Para pekerja seks komersial di Sunan Kuning mencemaskan efek penutupan Kalijodo.

Liputan6.com, Semarang - Ponsel bergetar, terlihat jam digital menunjukkan angka 09.32 dan suhu udara 30oC. Di kawasan lokalisasi Sunan Kuning, perempuan bertato mawar mekar di punggung telapak tangan beringsut dari duduknya.

Kamis (3/3/2016) pagi, Mawar, sebut saja begitu, tampak kusut rona mukanya. Mengenakan tanktop kuning dan celana pendek jins, ia melipir ke warung sebelah.

"Aku ra duwe utang to Bu (Aku tak punya utang kan, Bu)?" tanya perempuan yang enggan menyebutkan namanya itu.

"Ora (tidak)," jawab ibu pemilik warung sambil mengangsurkan sebungkus kretek mild produksi Kudus.

Setelah membayar, ia melangkah ke rumah penampungan, menemui seorang perempuan yang dipanggilnya mamine. Ditemani segelas kopi hitam, perbincangan dengan Liputan6.com berlangsung hangat.

"Setelah Dolly ditutup, kemudian yang Jakarta itu apa? Kalijodo? Terus terang merasa waswas juga saya," katanya membuka obrolan.

Mawar adalah seorang pekerja seks komersial (PSK) di resosialisasi Argorejo, atau akrab disebut Sunan Kuning. Ia mengaku oleh pelanggannya disebut anak yatim karena ketika di Semarang ia tak punya ayah atau papi. Hanya punya mami atau ibu.

"Lucu-lucu kok, Mas. Kalau mau ke sini, nyebutnya mau menyantuni anak yatim, ha-ha-ha," Mawar tertawa kemudian menyedot kretek mild-nya dalam-dalam.

Kini Mawar berusia 24 tahun. Ia masuk panti resosialisasi setahun lalu. Pemicunya sederhana, suami yang gemar melakukan kekerasan dalam rumah tangga (KDRT) menghilang tanpa pesan apapun.


Di daerah asalnya, Pati, Jawa Tengah, Mawar diberitakan menjadi buruh migran di Taiwan. Setahun sekali ia pulang. Setiap kepulangannya merupakan berkah bagi saudara dan tetangganya.

Mawar kemudian mengungkapkan kegundahan hatinya. Kisah sukses penutupan tempat prostitusi di Silir Solo, Dolly Surabaya, dan terakhir di Kalijodo Jakarta ternyata mengusik ketenangannya.

Bukan cuma Mawar, tapi juga sekitar 300 "perempuan-perempuan yatim" lain di sana.

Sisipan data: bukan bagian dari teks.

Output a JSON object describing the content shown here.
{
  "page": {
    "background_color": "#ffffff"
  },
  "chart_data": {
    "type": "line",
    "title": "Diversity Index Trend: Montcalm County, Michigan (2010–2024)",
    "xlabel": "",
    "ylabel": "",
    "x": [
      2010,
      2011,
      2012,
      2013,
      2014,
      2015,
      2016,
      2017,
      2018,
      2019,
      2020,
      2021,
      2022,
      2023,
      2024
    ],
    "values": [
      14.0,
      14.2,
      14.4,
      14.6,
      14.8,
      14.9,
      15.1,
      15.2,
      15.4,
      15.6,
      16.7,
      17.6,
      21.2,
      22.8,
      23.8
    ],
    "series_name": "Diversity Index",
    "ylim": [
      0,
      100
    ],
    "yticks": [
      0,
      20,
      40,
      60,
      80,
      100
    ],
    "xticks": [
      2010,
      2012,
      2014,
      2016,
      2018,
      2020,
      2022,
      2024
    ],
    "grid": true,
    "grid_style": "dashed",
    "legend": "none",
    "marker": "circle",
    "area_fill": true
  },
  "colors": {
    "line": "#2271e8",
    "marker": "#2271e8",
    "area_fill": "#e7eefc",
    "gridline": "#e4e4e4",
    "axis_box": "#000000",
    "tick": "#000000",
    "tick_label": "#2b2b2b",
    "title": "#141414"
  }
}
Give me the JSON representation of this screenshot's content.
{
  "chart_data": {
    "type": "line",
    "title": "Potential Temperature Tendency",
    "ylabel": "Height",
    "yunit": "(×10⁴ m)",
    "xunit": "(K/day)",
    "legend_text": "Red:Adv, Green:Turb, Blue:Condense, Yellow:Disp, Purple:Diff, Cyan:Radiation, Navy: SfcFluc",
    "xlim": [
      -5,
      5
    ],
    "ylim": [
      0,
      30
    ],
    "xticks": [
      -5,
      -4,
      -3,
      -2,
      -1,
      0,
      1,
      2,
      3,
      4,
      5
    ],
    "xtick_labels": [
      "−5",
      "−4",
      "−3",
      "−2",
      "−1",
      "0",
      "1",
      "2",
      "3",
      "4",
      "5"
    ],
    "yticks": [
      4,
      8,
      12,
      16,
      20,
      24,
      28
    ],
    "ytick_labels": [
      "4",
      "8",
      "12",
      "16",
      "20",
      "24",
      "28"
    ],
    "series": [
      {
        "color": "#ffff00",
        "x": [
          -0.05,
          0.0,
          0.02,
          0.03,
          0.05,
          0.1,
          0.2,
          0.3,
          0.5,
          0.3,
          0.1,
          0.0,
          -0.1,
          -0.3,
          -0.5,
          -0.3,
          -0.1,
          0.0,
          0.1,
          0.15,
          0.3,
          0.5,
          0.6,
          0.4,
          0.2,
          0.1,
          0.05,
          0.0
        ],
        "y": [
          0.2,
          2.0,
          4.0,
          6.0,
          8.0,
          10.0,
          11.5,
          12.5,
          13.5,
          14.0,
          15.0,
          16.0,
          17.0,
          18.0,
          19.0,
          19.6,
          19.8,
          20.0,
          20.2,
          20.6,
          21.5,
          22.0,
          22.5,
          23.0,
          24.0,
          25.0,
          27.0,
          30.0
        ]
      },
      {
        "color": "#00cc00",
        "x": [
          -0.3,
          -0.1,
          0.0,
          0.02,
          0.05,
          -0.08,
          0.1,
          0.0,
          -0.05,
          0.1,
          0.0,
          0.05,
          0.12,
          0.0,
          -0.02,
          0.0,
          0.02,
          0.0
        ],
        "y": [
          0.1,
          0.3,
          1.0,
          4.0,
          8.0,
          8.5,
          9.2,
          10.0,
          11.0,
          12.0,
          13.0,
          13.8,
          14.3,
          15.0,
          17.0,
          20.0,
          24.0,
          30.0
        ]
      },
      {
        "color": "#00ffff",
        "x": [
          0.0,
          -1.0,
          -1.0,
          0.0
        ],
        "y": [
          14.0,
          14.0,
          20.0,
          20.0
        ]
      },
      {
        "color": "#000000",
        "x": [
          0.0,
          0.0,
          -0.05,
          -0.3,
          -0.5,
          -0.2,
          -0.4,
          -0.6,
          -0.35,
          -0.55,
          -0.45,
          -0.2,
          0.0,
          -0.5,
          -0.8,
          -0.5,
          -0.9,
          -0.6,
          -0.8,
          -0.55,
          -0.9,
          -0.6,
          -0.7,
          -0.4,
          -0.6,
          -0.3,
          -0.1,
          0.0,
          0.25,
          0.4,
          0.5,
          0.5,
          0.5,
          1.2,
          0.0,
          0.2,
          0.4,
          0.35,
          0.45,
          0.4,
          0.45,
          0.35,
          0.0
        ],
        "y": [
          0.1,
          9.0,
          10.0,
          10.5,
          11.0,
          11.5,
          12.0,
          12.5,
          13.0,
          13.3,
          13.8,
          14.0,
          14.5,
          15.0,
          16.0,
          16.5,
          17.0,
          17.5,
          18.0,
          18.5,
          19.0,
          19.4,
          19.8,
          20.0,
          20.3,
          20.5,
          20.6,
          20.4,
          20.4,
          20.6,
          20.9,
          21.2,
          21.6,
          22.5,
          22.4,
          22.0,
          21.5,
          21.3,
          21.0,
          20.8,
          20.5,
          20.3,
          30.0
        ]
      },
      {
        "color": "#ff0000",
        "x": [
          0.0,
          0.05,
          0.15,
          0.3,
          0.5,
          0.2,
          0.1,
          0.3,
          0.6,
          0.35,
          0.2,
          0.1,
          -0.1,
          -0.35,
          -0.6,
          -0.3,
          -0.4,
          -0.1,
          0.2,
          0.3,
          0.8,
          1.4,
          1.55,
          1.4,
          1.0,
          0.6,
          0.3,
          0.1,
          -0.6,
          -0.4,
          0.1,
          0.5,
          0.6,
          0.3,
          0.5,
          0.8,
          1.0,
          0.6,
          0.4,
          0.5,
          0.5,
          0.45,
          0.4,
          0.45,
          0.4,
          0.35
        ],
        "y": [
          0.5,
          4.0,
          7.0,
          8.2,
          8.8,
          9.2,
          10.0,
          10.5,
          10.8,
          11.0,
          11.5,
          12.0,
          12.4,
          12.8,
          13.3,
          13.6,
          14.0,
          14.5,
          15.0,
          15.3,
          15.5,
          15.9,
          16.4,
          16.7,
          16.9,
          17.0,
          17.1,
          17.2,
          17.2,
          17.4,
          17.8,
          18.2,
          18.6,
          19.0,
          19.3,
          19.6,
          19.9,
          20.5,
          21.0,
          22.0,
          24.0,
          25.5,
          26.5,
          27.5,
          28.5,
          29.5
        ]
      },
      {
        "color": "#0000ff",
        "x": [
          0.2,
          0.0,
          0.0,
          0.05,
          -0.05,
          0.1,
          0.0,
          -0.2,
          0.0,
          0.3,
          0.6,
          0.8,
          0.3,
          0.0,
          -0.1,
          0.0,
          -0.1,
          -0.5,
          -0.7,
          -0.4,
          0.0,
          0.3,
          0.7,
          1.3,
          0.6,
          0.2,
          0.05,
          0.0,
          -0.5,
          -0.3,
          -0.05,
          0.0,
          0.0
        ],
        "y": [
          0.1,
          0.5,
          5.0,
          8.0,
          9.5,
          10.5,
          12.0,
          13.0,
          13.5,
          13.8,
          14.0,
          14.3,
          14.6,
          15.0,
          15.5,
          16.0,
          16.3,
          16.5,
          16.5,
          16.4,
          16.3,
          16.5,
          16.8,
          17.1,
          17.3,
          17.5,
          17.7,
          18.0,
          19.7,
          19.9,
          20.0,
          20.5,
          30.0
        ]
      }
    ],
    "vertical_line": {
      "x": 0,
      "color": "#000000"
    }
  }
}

"Jangan-jangan nanti di semua daerah akan ditutup. Kalau saya sih sudah memiliki tabungan lumayan. Di rumah juga sudah ada toko kelontong, tapi yang baru-baru itu kan kasihan," kata dia.

Tante Linda, sang mami yang di sampingnya, menambahkan bahwa setiap tahun, lebih dari 30 persen anak asuhnya berganti. Biasanya mereka menjadi anak asuh hanya tiga sampai empat bulan. Mawar termasuk lama.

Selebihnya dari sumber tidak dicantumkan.